Selinger v Selinger
2007 NY Slip Op 07362 [44 AD3d 341]
October 4, 2007
Appellate Division, First Department
Published by New York State Law Reporting Bureau pursuant to Judiciary Law § 431.
As corrected through Wednesday, December 12, 2007


Irwin Selinger, Appellant,
v
Alicia Zizzo Selinger, Respondent.

[*1] Michael N. Klar, Carle Place, for appellant.

The Law Firm of Steven J. Mandel, P.C., New York (Donald T. Ridley of counsel), for respondent.

Order and judgment (one paper), Supreme Court, New York County (Harold B. Beeler, J.), entered December 11, 2006, which, to the extent appealed from, granted defendant wife's motion for summary judgment declaring that the funds in her Wachovia account are her separate property, unanimously affirmed, with costs.

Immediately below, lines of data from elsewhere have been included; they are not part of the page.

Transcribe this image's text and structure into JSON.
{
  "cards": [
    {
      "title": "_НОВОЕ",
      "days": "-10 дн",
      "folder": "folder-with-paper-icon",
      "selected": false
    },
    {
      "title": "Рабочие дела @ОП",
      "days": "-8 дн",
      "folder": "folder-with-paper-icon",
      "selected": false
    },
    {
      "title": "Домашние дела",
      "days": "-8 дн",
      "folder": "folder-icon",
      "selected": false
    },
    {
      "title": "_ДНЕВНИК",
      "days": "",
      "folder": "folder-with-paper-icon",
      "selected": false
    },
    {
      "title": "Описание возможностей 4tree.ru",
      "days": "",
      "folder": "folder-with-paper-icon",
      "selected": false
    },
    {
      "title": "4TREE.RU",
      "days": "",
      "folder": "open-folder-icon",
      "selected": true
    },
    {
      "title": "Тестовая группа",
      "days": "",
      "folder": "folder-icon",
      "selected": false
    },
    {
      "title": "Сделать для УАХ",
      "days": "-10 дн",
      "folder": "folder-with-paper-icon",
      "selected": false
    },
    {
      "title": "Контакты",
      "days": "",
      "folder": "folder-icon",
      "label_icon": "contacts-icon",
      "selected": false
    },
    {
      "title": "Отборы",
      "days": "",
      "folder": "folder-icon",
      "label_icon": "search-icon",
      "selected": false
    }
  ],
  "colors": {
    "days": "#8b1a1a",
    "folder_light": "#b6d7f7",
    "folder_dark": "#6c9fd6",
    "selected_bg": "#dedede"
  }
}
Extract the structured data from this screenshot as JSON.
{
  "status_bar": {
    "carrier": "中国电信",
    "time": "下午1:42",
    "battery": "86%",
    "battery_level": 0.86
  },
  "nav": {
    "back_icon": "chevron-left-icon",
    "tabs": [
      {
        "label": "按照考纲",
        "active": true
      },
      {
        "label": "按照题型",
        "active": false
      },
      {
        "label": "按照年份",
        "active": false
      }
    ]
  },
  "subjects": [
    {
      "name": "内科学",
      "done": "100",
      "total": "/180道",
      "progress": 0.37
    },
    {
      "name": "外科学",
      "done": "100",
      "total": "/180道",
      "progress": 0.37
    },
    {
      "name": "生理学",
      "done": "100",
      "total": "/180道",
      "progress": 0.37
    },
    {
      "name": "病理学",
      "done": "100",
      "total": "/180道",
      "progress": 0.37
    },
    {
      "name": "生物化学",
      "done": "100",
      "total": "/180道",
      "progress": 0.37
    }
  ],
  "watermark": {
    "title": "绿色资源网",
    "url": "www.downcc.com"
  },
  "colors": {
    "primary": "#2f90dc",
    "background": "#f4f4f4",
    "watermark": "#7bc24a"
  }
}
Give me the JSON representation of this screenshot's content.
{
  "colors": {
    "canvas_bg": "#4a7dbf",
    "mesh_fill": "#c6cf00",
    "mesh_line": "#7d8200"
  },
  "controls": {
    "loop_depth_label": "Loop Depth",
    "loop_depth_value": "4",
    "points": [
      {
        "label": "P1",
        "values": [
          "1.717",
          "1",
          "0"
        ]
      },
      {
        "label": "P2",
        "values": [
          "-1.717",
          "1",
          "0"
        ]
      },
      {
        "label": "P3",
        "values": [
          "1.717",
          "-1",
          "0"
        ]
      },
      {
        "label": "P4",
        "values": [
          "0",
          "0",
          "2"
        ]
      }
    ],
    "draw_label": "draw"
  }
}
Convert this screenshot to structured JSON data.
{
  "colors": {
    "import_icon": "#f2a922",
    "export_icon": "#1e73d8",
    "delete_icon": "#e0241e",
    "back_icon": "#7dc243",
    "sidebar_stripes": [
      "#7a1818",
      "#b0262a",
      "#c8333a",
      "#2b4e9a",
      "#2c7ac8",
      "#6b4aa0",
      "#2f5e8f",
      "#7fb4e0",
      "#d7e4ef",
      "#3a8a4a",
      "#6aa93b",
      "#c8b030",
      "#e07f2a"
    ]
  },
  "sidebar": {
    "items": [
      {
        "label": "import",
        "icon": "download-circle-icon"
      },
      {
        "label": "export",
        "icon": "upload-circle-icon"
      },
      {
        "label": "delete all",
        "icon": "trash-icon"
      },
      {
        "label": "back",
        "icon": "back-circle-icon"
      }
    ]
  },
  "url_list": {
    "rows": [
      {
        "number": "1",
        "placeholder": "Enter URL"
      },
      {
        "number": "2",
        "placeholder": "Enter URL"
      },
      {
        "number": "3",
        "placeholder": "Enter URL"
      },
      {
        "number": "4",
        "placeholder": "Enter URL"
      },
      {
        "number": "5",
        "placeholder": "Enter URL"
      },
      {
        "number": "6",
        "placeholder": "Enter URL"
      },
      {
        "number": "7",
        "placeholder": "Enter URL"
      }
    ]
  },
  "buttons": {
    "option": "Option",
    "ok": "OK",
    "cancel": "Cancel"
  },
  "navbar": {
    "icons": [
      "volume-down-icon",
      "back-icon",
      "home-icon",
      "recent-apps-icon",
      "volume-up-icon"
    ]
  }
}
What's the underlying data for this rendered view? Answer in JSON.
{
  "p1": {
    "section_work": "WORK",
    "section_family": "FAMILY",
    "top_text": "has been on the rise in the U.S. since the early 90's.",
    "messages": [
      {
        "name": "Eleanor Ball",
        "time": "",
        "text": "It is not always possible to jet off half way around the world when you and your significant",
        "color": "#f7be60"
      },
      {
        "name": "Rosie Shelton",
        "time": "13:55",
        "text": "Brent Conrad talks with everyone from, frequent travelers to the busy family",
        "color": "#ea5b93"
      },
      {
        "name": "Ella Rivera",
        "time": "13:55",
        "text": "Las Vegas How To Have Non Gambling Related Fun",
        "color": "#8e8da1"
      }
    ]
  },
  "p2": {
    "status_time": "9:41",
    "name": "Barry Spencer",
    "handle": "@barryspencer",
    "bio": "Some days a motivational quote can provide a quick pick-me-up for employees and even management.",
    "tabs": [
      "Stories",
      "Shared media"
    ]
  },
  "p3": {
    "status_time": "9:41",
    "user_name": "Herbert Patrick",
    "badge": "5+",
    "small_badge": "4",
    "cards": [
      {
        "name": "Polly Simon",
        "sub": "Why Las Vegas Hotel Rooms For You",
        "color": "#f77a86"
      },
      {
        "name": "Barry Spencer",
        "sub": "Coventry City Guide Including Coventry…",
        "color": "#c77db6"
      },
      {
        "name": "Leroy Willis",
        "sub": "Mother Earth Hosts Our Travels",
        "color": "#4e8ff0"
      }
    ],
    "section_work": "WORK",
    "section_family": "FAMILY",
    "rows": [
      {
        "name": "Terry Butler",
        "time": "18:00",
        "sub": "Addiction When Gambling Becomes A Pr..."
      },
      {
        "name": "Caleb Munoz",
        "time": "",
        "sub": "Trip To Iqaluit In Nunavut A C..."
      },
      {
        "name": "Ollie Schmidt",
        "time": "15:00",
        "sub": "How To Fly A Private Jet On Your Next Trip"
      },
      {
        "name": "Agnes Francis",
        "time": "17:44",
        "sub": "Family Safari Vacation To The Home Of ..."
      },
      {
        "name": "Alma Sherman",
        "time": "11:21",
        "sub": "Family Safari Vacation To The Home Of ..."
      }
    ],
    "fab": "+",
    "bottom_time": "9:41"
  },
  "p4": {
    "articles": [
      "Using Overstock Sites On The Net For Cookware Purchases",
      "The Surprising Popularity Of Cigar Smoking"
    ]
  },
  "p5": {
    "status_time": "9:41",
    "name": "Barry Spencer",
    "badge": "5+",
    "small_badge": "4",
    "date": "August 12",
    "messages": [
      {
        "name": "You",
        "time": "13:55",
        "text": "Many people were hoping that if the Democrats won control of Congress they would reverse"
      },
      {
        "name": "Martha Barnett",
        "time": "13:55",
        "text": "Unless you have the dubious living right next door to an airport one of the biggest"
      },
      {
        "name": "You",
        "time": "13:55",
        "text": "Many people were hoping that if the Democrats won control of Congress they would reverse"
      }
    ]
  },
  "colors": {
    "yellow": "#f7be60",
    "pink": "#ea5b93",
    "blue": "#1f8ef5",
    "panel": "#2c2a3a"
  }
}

The court properly granted defendant's motion for summary judgment. Prior to their marriage, the parties, who each had significant assets, entered into a prenuptial agreement, pursuant to which they agreed to waive any rights in and to the other's separate property, including gifts of land to the other as long as the gift was either evidenced in writing or "such records or the title of the donated property must have been changed into the name of the donee party." During the course of the marriage, the parties sold the home that plaintiff owned prior to the marriage and which had been solely in plaintiff's name, and purchased a house in Long Island with legal title to that house being placed solely in defendant's name. By deeding the house to defendant, plaintiff memorialized in writing a gift to his wife pursuant to the clear terms of the prenuptial agreement, and accordingly, the proceeds from the sale of the house, totaling approximately $3.4 million and placed in defendant's Wachovia account, are her separate property. Plaintiff's reliance on an agreement executed by the parties on their first anniversary fails to raise an issue of fact as to his intent because the agreement was admittedly unenforceable and cannot be considered as evidence (see K. v B., 13 AD3d 12, 15 [2004], lv dismissed 4 NY3d 776 [2005]). Regardless, plaintiff's position that he never intended to give defendant the Long Island home is unavailing because neither the parties' valid prenuptial agreement nor New York law requires that a gift of land from a husband to a wife be evidenced by a writing explicitly [*2]stating the husband's intent (see Weigert v Schlesinger, 150 App Div 765, 768-769 [1912], affd 210 NY 573 [1914]). Concur—Mazzarelli, J.P., Saxe, Sullivan, Catterson and Kavanagh, JJ.